Вот уж Василий пропыхтел мимо, одно ведро у Марьяшина дома оставил, другое к себе понёс. Выскользнул тут Завид из-за ворот и направился к озеру, стал водяниц кликать.
Показались они, да неласково его встретили.
— В этакое место нас привёл, — говорят, — да позабыл, позабросил! Озеро-то заросло, шибко худо нам было. Один царевич, бедный, бился, бился, да что он один-то мог? Добро, что Василий явился из-за реки Смородины: он с нашим кузнецом говорить не боится, а кузнец-то из дивьих людей. Выковал он хитрую косу, чтобы в озеро забрасывать да донную траву косить, не то бы мы и погибли. Мы ведь в широкой, привольной реке жили, не в болоте!
Повинился Завид, рассказал им, как сам жил: тоже не шибко сладко. Исподволь выспросил о богатыре: нет ли Марьяше от него беды? Не потолковать ли с ним?
— Глупый он! — вздохнули водяницы разом да пригорюнились. — Приглянулась она ему, да он, как дело докончит, решил уйти, откуда прибыл, а её забрать не может. И сам тоскует, и она плачет, да что с ним толковать, ежели он из-за угла пыльным мешком прибит!
А озеро-то нынче радует глаз. Трава на берегах скошена, вся ромашками поросла, в ракитовых кустах лозники возятся, попискивают, смеются. Завид их дома у реки больше и не видал, пустовато без них стало. А вода чиста, приглядись, так и дно увидишь. Белеют кувшинцы одолень-травы, желтеют кубышки. Неужто и правда озеро зарастало? Так ведь и не поверишь.
И коса эта мудрёная тут же лежит, работники её здесь и оставили. Три бока у ней да петля, чтобы на верёвке в воду забрасывать да тянуть. Оглядел Завид эту косу, да и припомнил, что у Рыбьего Холма будто бы пруд зарос, и местные тревожились, что будет с их золотой рыбой. Завид хотя и без дела лежал, а всё же слушал, о чём толкуют в корчме у Невзора, всё польза.
В тот же день собрались они с Василием, да и поехали к Рыбьему Холму.
Вышел на берег Завид, косу в воду забросил, за верёвку тянет — выволок на берег подгнившие ветви и склизкие донные травы. Закинул вдругорядь, тянет — ещё выбрал всякого сора. Народ собрался, дивятся.
— Ишь, будто не худо выходит! — бормочет Завид. — Не обманул меня водяной…
— Какой такой водяной? — спрашивают его.
— Да вот, глядите, коса у меня. Вещь непростая, другой такой не сыскать, да ещё водяным зачарована. Я её в Перловке добыл.
Люд так и ахнул: да как же в Перловке!
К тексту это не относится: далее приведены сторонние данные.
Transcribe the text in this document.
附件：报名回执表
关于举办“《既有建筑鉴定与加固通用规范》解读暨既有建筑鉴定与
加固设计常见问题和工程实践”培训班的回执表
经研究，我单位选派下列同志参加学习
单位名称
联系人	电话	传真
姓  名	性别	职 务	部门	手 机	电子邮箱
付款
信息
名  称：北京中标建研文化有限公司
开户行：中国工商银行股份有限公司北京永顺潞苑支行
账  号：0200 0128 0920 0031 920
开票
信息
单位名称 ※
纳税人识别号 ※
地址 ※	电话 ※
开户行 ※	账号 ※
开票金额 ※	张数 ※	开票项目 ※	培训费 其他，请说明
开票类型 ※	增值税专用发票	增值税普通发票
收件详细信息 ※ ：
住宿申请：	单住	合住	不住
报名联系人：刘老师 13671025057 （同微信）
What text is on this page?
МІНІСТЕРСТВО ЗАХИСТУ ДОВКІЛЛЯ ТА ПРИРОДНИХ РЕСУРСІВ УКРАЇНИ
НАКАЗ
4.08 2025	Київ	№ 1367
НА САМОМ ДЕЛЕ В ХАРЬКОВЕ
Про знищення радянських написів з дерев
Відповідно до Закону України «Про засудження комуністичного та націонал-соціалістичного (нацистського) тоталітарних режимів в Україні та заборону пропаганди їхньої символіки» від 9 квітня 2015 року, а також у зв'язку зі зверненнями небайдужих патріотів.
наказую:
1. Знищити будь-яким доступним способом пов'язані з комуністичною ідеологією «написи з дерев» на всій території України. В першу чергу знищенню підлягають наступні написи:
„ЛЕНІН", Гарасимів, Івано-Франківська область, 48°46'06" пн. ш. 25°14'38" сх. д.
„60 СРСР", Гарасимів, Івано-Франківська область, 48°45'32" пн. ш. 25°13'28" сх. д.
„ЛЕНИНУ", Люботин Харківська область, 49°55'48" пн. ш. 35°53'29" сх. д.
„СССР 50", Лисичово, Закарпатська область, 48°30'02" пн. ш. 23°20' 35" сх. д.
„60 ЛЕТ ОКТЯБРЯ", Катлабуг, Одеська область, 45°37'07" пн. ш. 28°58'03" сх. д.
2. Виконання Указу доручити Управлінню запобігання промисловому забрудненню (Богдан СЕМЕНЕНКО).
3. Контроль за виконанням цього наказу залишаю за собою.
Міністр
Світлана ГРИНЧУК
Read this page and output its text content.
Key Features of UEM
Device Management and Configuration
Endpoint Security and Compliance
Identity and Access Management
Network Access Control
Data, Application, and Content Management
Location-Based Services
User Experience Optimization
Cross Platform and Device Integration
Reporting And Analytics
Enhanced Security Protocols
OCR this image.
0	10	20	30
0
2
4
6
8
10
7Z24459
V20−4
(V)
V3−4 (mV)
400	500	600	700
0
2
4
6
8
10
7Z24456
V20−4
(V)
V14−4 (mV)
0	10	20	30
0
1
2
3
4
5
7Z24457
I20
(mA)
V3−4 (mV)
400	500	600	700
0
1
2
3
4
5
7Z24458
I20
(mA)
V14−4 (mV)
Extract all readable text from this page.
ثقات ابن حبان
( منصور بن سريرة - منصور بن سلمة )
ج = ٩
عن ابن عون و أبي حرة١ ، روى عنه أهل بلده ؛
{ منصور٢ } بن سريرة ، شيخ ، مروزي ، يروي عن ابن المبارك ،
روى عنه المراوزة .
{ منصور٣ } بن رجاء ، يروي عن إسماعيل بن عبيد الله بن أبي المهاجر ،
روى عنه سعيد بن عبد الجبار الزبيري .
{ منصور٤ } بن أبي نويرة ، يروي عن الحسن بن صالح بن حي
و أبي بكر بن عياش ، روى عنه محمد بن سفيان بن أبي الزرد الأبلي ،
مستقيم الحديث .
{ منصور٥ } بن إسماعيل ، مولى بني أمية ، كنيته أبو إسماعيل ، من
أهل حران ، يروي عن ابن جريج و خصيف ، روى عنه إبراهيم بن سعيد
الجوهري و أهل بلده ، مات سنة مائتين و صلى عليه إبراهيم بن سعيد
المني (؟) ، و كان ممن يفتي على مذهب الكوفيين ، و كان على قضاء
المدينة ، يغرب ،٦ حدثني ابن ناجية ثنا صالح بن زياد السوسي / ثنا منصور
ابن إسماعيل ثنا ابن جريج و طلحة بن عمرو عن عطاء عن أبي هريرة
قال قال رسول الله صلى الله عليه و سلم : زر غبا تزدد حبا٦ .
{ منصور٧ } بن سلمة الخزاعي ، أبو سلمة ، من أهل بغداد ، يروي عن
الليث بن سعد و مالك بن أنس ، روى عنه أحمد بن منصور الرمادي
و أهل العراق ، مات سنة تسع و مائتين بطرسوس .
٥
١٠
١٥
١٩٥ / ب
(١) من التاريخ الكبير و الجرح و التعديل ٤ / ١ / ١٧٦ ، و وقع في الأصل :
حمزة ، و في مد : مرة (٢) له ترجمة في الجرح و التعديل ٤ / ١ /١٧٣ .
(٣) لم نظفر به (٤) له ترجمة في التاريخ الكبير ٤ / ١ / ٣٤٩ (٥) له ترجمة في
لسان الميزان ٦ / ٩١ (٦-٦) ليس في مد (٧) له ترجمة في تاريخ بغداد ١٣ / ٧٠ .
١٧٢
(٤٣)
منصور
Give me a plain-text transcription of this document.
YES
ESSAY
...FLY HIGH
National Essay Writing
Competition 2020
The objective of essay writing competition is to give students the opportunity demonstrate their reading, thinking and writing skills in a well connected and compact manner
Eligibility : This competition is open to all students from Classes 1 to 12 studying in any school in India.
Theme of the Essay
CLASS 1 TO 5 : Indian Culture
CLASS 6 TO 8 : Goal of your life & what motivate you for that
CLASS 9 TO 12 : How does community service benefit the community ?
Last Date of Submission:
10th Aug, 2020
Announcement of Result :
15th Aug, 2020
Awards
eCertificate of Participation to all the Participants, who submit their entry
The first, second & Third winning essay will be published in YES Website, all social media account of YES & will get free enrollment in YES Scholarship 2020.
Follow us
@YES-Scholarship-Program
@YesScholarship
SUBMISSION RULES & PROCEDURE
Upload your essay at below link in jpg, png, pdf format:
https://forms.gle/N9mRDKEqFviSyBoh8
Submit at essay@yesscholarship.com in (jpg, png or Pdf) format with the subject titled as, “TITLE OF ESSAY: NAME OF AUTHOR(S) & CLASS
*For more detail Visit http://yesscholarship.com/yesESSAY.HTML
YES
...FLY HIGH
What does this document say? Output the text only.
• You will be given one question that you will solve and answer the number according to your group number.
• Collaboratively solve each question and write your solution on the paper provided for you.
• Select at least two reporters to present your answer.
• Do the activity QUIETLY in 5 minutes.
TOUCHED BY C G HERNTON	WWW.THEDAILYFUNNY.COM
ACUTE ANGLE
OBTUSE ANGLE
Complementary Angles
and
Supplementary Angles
А Завид себе знай работает, да так у него ладно выходит, что и сам залюбовался.
— Может, нам эту косу уступишь? — робко спросил один из мужиков. — Назови цену, мы хоть и вскладчину выкупим, ежели придётся. Ведь застаивается вода на сору, сгибнет рыба!
— Вам уступи, а ежели мне самому понадобится? Ох, даже и не знаю… И жаль вас, и с вещицей-то этой расставаться неохота.
Завид почесал в затылке, будто призадумался, да и сказал, что местная нечисть на Купалу гостей ждёт. А до того, мол, и корчму возводить надобно, и печи сложить, и гончарам работа сыщется, и хозяюшки пригодятся — угощенье готовить.
— Так идите, — говорит, — да наймитесь на работу, а за труды просите, что захотите: хоть сети, водяным на щедрый улов зачарованные, хоть этакие косы. Да сами ступайте и поглядите, что там добыть можно. Казимир-то нечисть погнал, её окромя Перловки уж и не найдёшь, подобных диковин более нигде не добудешь. Скоро пойдёт о Перловке слава на всё царство, люд туда валом повалит, опоздаете.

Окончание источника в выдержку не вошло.